An experiment requires 0.7 M NH3(aq). The
stockroom manager estimates that 15 L of
the base is needed. What volume of 15 M
NH3(aq) will be used to prepare this amount of 0.7 M base?
Answer in units of mL
Use c1v1 = c2v2
c = concn
v = volume
Substitute the numbers and solve for the unknown.
To find the volume of 15 M NH3(aq) needed to prepare 0.7 M NH3(aq), we can use the concept of dilution formula. The formula for dilution is:
C1V1 = C2V2
Where:
C1 = Initial concentration
V1 = Initial volume
C2 = Final concentration
V2 = Final volume
In this case, we know:
C1 = 15 M (concentration of the stock solution)
V1 = ?? (volume of the stock solution to be used)
C2 = 0.7 M (desired final concentration)
V2 = 15 L (desired final volume in liters)
Let's plug in these values into the dilution formula:
(15 M)(V1) = (0.7 M)(15 L)
To solve for V1 (volume of the stock solution), we can rearrange the equation:
V1 = (0.7 M)(15 L) / 15 M
V1 = (0.7 * 15) / 15
V1 = 0.7 L
Since the answer needs to be in milliliters, we can convert it:
0.7 L = 700 mL
Therefore, to prepare 0.7 M NH3(aq), you will need to use 700 mL of 15 M NH3(aq).
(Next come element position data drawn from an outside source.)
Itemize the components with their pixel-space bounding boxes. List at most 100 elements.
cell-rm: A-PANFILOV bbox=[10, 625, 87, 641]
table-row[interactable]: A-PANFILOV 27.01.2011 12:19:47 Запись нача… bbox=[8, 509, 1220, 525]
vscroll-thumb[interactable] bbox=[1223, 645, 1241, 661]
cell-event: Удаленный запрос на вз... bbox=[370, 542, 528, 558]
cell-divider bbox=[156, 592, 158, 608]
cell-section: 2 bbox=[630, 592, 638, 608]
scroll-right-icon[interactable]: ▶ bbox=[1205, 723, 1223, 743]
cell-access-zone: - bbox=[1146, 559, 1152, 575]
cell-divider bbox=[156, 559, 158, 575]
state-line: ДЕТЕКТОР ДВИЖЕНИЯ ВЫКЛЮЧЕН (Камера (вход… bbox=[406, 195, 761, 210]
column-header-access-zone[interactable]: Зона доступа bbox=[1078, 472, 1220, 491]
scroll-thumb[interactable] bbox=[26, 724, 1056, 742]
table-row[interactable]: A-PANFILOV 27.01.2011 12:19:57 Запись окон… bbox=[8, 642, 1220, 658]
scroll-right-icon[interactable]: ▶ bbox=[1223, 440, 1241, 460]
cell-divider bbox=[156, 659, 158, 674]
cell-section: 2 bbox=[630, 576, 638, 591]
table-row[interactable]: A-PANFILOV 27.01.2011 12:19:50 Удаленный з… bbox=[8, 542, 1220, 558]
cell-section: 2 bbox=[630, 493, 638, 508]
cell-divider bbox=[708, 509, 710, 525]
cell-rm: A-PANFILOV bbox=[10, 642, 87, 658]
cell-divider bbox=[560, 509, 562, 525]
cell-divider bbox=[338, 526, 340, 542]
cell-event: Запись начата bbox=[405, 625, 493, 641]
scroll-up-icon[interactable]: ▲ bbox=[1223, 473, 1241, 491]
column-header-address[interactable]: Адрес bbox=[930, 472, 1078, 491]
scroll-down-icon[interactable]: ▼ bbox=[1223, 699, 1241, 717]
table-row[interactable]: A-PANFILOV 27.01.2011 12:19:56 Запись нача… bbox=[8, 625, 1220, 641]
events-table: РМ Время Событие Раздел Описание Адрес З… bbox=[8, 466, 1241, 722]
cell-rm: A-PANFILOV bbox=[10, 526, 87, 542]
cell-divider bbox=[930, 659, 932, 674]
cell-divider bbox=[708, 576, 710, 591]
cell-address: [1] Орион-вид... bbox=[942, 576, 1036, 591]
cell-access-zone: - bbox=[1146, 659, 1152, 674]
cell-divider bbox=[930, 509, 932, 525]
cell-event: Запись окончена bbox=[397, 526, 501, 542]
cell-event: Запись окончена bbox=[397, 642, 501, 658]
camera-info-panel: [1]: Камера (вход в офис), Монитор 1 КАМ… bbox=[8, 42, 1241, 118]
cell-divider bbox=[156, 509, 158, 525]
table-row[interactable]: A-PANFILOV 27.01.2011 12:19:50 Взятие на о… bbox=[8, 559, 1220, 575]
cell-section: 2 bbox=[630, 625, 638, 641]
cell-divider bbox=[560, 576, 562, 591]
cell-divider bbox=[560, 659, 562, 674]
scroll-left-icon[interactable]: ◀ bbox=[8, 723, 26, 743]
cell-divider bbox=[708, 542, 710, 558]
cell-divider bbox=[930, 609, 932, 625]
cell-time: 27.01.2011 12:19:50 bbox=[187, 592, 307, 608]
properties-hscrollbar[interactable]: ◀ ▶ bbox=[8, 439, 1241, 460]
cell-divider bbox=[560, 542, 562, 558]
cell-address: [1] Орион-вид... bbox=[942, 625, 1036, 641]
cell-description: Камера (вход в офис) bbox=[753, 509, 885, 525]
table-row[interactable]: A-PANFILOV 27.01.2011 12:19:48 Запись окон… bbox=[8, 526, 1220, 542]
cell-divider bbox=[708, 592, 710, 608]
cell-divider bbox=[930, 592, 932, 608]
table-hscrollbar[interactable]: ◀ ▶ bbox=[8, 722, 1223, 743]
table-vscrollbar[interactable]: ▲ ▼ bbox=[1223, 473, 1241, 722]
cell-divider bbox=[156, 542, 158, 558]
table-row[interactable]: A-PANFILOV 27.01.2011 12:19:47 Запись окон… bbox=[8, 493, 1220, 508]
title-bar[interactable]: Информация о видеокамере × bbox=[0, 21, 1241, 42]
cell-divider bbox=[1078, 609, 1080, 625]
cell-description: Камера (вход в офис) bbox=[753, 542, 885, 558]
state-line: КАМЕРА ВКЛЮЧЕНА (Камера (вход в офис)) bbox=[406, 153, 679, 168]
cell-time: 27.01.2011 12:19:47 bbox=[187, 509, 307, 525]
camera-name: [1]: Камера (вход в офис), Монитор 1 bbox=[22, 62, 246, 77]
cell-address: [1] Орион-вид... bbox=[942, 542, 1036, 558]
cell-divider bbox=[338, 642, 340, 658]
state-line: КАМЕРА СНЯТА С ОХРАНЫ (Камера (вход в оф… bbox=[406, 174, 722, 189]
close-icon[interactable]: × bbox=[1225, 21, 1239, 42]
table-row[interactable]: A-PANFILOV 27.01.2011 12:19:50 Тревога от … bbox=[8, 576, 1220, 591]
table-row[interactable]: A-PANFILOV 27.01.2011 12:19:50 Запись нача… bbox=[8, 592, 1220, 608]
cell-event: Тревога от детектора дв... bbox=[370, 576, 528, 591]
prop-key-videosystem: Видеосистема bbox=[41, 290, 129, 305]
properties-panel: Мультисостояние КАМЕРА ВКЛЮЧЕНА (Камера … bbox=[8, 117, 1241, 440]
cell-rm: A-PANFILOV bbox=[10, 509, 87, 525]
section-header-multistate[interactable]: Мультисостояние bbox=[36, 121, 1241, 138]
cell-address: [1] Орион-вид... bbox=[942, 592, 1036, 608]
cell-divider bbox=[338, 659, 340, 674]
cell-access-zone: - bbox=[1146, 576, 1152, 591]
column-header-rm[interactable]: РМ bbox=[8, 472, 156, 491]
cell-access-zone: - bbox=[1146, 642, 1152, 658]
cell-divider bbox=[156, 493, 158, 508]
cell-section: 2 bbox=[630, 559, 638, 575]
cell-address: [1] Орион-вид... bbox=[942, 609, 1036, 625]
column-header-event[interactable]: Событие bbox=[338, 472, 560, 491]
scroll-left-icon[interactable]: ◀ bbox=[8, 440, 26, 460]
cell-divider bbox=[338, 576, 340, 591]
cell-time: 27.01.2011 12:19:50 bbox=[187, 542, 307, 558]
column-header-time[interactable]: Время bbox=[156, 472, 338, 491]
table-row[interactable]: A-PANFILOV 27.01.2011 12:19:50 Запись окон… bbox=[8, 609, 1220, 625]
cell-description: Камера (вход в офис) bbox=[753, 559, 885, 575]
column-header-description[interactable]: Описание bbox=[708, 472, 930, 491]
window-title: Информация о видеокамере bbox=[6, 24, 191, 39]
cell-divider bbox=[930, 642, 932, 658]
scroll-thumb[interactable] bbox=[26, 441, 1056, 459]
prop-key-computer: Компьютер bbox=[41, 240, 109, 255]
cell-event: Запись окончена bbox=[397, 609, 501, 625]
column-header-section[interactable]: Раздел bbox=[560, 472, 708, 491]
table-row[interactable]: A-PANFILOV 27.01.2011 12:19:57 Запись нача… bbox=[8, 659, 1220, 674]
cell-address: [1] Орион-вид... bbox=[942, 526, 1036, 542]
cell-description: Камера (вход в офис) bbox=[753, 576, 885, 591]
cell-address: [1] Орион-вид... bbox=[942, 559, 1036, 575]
To find the volume of 15 M NH3(aq) needed to prepare 0.7 M base, we can use the following formula:
C1V1 = C2V2
Where:
C1 = initial concentration of NH3(aq) = 15 M
V1 = initial volume of NH3(aq) (unknown)
C2 = final concentration of NH3(aq) = 0.7 M
V2 = final volume of NH3(aq) = 15 L
Rearranging the formula, we have:
V1 = (C2 * V2) / C1
Substituting the given values into the formula:
V1 = (0.7 M * 15 L) / 15 M
We can cancel out the units to simplify:
V1 = 0.7 L
Since the answer requires the volume in mL, we can convert liters to milliliters by multiplying by 1000:
V1 = 0.7 L * 1000 mL/L
Performing the calculation:
V1 = 700 mL
Therefore, the volume of 15 M NH3(aq) needed to prepare 0.7 M base is 700 mL.